Но Ричард Бах знал, что делал, когда писал свою "Чайку по имени Джонатан Ливингстон". Более противной, прожорливой и земной компашки, чем сородичи главного героя и не вообразить. Вороны? Голуби? О, нет! Пожив у озера пять дней, я прониклась уважением к серым городским крылатым бомжикам. Рядом с чайками они благородны, исполнены терпеливого достоинства, немногословны, а вороны к тому же... благозвучны. Я испытываю гордость за них как за представителей мегаполисов в этом диком краю.

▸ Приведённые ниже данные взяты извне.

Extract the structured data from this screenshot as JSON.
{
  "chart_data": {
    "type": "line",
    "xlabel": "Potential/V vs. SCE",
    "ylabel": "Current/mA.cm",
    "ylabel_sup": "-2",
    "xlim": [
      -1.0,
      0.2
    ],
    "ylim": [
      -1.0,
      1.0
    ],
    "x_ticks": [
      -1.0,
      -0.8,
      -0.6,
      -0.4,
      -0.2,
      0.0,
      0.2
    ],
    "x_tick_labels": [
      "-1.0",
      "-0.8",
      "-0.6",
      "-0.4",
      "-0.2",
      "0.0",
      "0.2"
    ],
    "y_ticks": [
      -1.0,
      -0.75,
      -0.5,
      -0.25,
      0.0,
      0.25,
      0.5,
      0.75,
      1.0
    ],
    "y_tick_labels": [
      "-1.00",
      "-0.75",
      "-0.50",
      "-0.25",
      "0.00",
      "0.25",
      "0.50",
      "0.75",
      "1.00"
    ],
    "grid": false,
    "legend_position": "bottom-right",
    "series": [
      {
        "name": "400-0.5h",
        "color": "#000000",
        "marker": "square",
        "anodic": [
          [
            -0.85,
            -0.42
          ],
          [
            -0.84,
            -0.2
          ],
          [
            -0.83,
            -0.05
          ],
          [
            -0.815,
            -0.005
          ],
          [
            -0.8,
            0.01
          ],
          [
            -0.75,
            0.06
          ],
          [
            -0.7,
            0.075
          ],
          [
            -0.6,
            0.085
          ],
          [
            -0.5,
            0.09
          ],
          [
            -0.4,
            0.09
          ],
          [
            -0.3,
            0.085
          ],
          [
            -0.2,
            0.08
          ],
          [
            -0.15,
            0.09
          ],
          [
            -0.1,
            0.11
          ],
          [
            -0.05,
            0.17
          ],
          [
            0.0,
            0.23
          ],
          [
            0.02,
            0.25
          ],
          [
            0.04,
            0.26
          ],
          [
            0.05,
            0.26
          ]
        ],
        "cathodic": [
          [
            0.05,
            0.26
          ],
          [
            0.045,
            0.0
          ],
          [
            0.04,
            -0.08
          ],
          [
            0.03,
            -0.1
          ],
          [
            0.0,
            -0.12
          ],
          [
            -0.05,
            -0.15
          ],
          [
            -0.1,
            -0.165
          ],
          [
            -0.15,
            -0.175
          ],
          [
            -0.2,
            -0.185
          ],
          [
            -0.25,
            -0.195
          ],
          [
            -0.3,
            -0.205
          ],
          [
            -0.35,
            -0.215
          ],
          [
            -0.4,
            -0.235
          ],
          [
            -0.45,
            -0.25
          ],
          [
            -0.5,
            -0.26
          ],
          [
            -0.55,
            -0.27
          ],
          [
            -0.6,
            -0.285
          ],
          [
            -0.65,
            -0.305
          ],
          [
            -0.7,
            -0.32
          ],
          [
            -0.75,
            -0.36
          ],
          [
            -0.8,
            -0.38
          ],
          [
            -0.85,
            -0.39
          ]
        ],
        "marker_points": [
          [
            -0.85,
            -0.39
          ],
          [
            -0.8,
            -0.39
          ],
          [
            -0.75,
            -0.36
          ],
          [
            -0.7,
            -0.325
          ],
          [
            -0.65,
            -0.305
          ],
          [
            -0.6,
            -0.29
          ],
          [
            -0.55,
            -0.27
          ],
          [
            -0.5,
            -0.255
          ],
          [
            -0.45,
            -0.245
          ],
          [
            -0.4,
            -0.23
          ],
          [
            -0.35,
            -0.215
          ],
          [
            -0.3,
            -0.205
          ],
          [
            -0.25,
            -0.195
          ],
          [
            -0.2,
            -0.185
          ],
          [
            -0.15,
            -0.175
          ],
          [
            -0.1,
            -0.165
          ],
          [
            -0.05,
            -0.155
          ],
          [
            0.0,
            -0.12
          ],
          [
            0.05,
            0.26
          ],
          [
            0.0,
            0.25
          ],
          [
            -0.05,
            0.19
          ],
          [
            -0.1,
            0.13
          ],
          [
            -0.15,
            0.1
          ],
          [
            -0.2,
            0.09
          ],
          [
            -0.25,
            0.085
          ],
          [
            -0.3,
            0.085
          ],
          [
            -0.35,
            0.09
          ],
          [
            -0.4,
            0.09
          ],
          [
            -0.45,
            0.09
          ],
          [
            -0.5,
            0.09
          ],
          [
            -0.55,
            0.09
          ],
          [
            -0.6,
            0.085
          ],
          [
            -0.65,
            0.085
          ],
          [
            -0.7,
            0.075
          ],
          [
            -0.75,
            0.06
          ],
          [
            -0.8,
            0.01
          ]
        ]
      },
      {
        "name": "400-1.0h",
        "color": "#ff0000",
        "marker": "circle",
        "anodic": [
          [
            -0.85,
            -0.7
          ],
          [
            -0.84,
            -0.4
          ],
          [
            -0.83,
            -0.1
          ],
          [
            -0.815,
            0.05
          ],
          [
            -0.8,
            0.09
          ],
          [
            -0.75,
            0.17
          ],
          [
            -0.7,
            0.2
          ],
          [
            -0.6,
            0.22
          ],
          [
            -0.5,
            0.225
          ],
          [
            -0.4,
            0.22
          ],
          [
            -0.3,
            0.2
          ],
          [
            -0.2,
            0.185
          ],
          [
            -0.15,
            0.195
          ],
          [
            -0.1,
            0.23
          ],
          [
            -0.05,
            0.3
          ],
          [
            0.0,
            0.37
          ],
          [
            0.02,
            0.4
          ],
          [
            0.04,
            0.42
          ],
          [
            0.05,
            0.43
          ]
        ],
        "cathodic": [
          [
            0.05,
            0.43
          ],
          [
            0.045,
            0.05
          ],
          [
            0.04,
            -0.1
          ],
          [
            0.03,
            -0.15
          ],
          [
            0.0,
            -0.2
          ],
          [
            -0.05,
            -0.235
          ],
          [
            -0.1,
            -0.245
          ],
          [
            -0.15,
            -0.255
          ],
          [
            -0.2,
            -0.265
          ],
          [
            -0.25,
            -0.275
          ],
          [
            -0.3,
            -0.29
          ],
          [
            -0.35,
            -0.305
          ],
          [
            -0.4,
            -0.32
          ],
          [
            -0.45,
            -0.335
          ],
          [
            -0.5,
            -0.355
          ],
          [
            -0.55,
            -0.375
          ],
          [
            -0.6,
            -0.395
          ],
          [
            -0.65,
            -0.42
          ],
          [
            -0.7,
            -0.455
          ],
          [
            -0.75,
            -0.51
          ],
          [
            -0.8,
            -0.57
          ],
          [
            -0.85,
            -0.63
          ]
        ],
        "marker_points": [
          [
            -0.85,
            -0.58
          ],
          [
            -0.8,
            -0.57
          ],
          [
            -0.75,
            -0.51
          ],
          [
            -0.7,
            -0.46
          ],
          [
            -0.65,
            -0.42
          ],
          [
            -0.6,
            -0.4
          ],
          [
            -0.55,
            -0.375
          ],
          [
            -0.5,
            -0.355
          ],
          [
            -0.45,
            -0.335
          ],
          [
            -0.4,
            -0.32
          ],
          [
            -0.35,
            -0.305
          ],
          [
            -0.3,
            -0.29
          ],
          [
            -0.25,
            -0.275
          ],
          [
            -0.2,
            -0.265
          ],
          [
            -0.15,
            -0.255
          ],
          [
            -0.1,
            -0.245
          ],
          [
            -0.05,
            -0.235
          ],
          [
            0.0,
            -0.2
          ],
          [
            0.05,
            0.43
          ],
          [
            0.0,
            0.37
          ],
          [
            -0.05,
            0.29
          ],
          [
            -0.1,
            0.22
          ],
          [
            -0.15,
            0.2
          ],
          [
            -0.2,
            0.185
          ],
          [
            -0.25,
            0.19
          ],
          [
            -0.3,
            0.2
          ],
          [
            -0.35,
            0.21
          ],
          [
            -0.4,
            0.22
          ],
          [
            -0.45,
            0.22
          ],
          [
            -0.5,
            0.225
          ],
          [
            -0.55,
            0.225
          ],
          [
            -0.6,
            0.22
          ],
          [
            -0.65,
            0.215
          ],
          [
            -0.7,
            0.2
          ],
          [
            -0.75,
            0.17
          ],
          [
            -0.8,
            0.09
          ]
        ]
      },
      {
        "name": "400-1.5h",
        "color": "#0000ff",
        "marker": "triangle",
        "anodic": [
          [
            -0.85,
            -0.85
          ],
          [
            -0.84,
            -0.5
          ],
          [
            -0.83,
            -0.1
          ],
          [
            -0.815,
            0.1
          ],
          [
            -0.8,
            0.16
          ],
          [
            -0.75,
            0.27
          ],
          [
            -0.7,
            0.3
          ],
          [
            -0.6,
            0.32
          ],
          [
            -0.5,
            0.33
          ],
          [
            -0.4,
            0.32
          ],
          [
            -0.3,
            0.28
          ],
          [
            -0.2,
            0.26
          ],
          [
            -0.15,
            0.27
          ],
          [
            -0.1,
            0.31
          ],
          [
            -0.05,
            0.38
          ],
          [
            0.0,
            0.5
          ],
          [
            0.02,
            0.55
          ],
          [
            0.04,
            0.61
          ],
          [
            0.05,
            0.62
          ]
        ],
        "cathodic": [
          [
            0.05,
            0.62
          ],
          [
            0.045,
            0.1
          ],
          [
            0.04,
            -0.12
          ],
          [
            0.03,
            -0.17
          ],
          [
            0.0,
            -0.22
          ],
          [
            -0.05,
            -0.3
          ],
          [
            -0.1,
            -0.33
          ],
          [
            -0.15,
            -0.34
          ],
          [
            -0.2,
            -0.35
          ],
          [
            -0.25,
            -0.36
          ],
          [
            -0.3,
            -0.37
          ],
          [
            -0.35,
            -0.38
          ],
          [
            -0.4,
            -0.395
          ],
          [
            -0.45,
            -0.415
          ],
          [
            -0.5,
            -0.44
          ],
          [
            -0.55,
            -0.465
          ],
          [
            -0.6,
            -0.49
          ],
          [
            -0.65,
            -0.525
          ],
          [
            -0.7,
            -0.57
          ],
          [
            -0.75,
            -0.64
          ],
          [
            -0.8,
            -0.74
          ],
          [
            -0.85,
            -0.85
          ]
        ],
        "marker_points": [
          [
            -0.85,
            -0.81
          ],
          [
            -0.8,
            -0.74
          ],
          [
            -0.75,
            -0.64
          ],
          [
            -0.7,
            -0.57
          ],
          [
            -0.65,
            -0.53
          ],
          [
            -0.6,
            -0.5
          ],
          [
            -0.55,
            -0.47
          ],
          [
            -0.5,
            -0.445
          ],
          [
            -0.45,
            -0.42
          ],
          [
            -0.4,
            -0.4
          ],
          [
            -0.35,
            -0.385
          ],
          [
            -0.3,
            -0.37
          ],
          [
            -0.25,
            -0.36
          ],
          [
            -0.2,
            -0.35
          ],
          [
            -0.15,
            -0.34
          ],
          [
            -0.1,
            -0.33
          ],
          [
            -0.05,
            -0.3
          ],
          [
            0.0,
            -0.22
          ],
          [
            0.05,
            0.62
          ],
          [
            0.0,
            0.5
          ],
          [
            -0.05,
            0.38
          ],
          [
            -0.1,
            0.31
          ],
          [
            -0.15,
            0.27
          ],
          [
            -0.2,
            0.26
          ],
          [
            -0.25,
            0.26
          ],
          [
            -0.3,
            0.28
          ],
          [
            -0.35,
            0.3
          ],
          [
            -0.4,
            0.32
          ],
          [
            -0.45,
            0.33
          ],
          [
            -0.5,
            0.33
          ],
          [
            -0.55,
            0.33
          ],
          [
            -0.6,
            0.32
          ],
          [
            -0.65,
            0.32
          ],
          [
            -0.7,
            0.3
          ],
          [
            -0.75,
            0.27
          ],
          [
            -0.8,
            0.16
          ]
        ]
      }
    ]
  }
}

По сравнению с тем шумом, который издают чайки, воронье карканье - пение. До сих пор я знала лишь хоровой чаечный гомон, но тут во время неспешных вечерник прогулок по берегу, научилась если не понимать, то различать чаечьий язык.
Прооравшись все разом, завидев в воде хлеб, птички переходят на соло. Кто-то один хватает кусочек и вся стая устремляется за ним, горланя каждая - свое. Когда корочка съедена, начинается отходняк.
Одна садится на воду и мотается туда-суда, будто резиновая уточка в ванне, бормоча что-то себе под нос. Другая носится в воздухе и истошно кричит. Еще несколько белокрылых красавиц кружат над местом происшествия и оживленно его обсуждают.
Отметим, что хлеба в воде при этом плавает изрядно, и добрые блогеры продолжают крошить его, отходя на почтительное расстояние и поворачиваясь спиной, чтобы не пугать птиц. Но нет, они только орут. Со стороны может показаться, будто идет драка за еду. Это не так. Идет дискуссия. А для того, чтобы приступить к трапезе, им нужен кто-то отважный. Например, селезень, который совершит попытку урвать свой кусок пирога, за что получит острым клювом по башке и лишится порции еды.Похожие штуки случаются и в мире людей, увы.
А после в чаечьей стаей вновь начнется жизнь, вновь есть, о чем поговорить.
Чехов, кстати, тоже знал, что делал, когда называл свою "Чайку" - комедией. Ничего смешнее этого птичьего базара нет. Теперь, если мне кто-то скажет "чайка", я улыбнусь, я буду хохотать, даже если в конце пиесы все застрелятся и передерутся из-за недвижимости (или это в другой пиесе?)